If we can’t be Batman anymore, how about a game in which you get to play as one of the villains? A sort of GTA meets Arkham in which you commit crimes to get more money so you can get better gear to finally take on Batman. Deathstroke would get better weapons, Bane would get better versions of his serum, Joker, more lovely and deadly gadgets, of course! How much fun would that be, running around as Joker, just trying to make people smile!?! The joke would be that when you finally go to confront Batman in the end, he’s already dead. I think the Joker would just die laughing.

And if Batman is really dead in the Arkham universe, make a game about how some villain made a clone of him from a hair that Catwoman stole or something. Maybe they even used some futuretech to copy his brain patterns. But, of course, clone Batman, or Batclone, escapes before the process is complete.

You play as the Batclone, trying to master your copy/pasted engram-based abilities and recover your memories so you can be Batman again. Like every time you defeat a villain, you get to recall some important foundational memory. All sorts of existential questions can be raised as you punch and kick every hoodlum in Gotham to discover not only your identity but the identity of the mysterious villain who brought you back, or created you, depending on your philosophical point of view.

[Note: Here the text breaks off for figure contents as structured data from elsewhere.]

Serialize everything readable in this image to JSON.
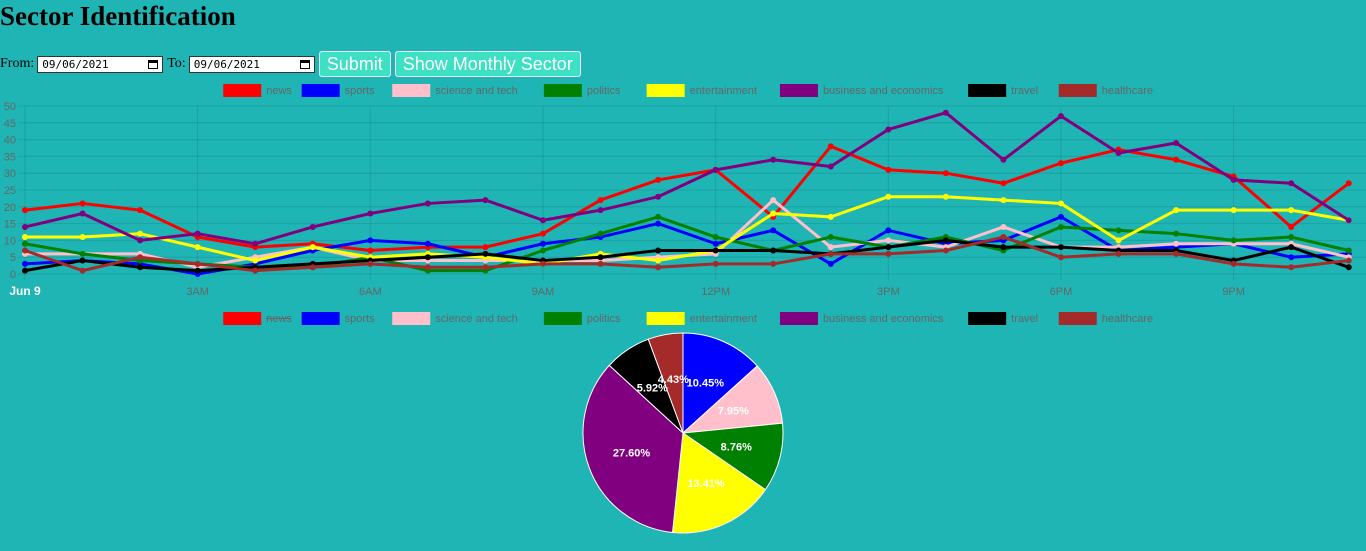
{
  "page": {
    "title": "Sector Identification"
  },
  "controls": {
    "from_label": "From:",
    "from_value": "09/06/2021",
    "to_label": "To:",
    "to_value": "09/06/2021",
    "submit_label": "Submit",
    "monthly_label": "Show Monthly Sector"
  },
  "chart_data": [
    {
      "type": "line",
      "legend_position": "top",
      "grid": true,
      "ylim": [
        0,
        50
      ],
      "yticks": [
        0,
        5,
        10,
        15,
        20,
        25,
        30,
        35,
        40,
        45,
        50
      ],
      "xlim": [
        0,
        23.3
      ],
      "xticks": [
        {
          "x": 0,
          "label": "Jun 9",
          "major": true
        },
        {
          "x": 3,
          "label": "3AM"
        },
        {
          "x": 6,
          "label": "6AM"
        },
        {
          "x": 9,
          "label": "9AM"
        },
        {
          "x": 12,
          "label": "12PM"
        },
        {
          "x": 15,
          "label": "3PM"
        },
        {
          "x": 18,
          "label": "6PM"
        },
        {
          "x": 21,
          "label": "9PM"
        }
      ],
      "x": [
        0,
        1,
        2,
        3,
        4,
        5,
        6,
        7,
        8,
        9,
        10,
        11,
        12,
        13,
        14,
        15,
        16,
        17,
        18,
        19,
        20,
        21,
        22,
        23
      ],
      "series": [
        {
          "name": "news",
          "color": "#ff0000",
          "values": [
            19,
            21,
            19,
            11,
            8,
            9,
            7,
            8,
            8,
            12,
            22,
            28,
            31,
            17,
            38,
            31,
            30,
            27,
            33,
            37,
            34,
            29,
            14,
            27
          ]
        },
        {
          "name": "sports",
          "color": "#0000ff",
          "values": [
            3,
            4,
            3,
            0,
            3,
            7,
            10,
            9,
            5,
            9,
            11,
            15,
            9,
            13,
            3,
            13,
            9,
            10,
            17,
            7,
            8,
            9,
            5,
            6
          ]
        },
        {
          "name": "science and tech",
          "color": "#ffc0cb",
          "values": [
            6,
            6,
            6,
            2,
            5,
            8,
            4,
            4,
            4,
            4,
            4,
            5,
            6,
            22,
            8,
            10,
            8,
            14,
            8,
            8,
            9,
            9,
            9,
            5
          ]
        },
        {
          "name": "politics",
          "color": "#008000",
          "values": [
            9,
            6,
            4,
            3,
            2,
            2,
            5,
            1,
            1,
            7,
            12,
            17,
            11,
            7,
            11,
            8,
            11,
            7,
            14,
            13,
            12,
            10,
            11,
            7
          ]
        },
        {
          "name": "entertainment",
          "color": "#ffff00",
          "values": [
            11,
            11,
            12,
            8,
            4,
            8,
            5,
            6,
            5,
            3,
            6,
            4,
            7,
            18,
            17,
            23,
            23,
            22,
            21,
            10,
            19,
            19,
            19,
            16
          ]
        },
        {
          "name": "business and economics",
          "color": "#800080",
          "values": [
            14,
            18,
            10,
            12,
            9,
            14,
            18,
            21,
            22,
            16,
            19,
            23,
            31,
            34,
            32,
            43,
            48,
            34,
            47,
            36,
            39,
            28,
            27,
            16
          ]
        },
        {
          "name": "travel",
          "color": "#000000",
          "values": [
            1,
            4,
            2,
            1,
            2,
            3,
            4,
            5,
            6,
            4,
            5,
            7,
            7,
            7,
            6,
            8,
            10,
            8,
            8,
            7,
            7,
            4,
            8,
            2
          ]
        },
        {
          "name": "healthcare",
          "color": "#a52a2a",
          "values": [
            7,
            1,
            5,
            3,
            1,
            2,
            3,
            2,
            2,
            3,
            3,
            2,
            3,
            3,
            6,
            6,
            7,
            11,
            5,
            6,
            6,
            3,
            2,
            4
          ]
        }
      ]
    },
    {
      "type": "pie",
      "legend_position": "top",
      "hidden_series": [
        "news"
      ],
      "slices": [
        {
          "name": "news",
          "value": 0,
          "color": "#ff0000"
        },
        {
          "name": "sports",
          "value": 10.45,
          "label": "10.45%",
          "color": "#0000ff"
        },
        {
          "name": "science and tech",
          "value": 7.95,
          "label": "7.95%",
          "color": "#ffc0cb"
        },
        {
          "name": "politics",
          "value": 8.76,
          "label": "8.76%",
          "color": "#008000"
        },
        {
          "name": "entertainment",
          "value": 13.41,
          "label": "13.41%",
          "color": "#ffff00"
        },
        {
          "name": "business and economics",
          "value": 27.6,
          "label": "27.60%",
          "color": "#800080"
        },
        {
          "name": "travel",
          "value": 5.92,
          "label": "5.92%",
          "color": "#000000"
        },
        {
          "name": "healthcare",
          "value": 4.43,
          "label": "4.43%",
          "color": "#a52a2a"
        }
      ]
    }
  ]
}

It turns out that it’s all a convoluted conspiracy in which Alfred (disguised as the sinister Mr. Crook) somehow convinced the greatest criminals in Gotham that they needed Batman back to preserve the status quo. Otherwise, Mr. Crook reasoned, the Justice League would take over watching over Gotham. And Penguin, Riddler, and the rest of that crowd realized quickly they would have little chance of going up against the likes of Superman and Wonder Woman. So, the villains marshaled their resources to make a Batclone that would fool the Justice League into thinking that Batman was still around. But this new Batman would secretly work for this new Deep Crime Council.

Of course, the Joker couldn’t resist tearing it all down and was the one to set the Batclone loose. Quote the Joker explaining his rationale to the Batclone; “Oh, Bats what a lovely pair we make! How could I not reboot the franchise? Think of the profit margins, Bats! The merchandise! No? How about the kids? Think of the kids. Who will make them smile when we’re gone? Hahaha…” 

I do love punching the Joker to make him shut up. Any Batman game should have a mini-game in which Joker thinks Bats is tied up or sedated, but really, he’s just holding out to hear Joker spill his latest plan. The mini-game would be to hold out from pressing that punch button as long as you can, as Joker gets more and more annoying. I may be blocking this memory but something like this may have happened in one of the Arkham games. If it did, it scarred me so deeply, I erased the conscious memory of it. Damn you, Joker, even through the seemingly innocent conveyance of a video game you manage to spread your insidious brand of madness. Ah, whatever, it’s pretty funny if you don’t think about it. Aha… Ha… AHaHaaaHaahha!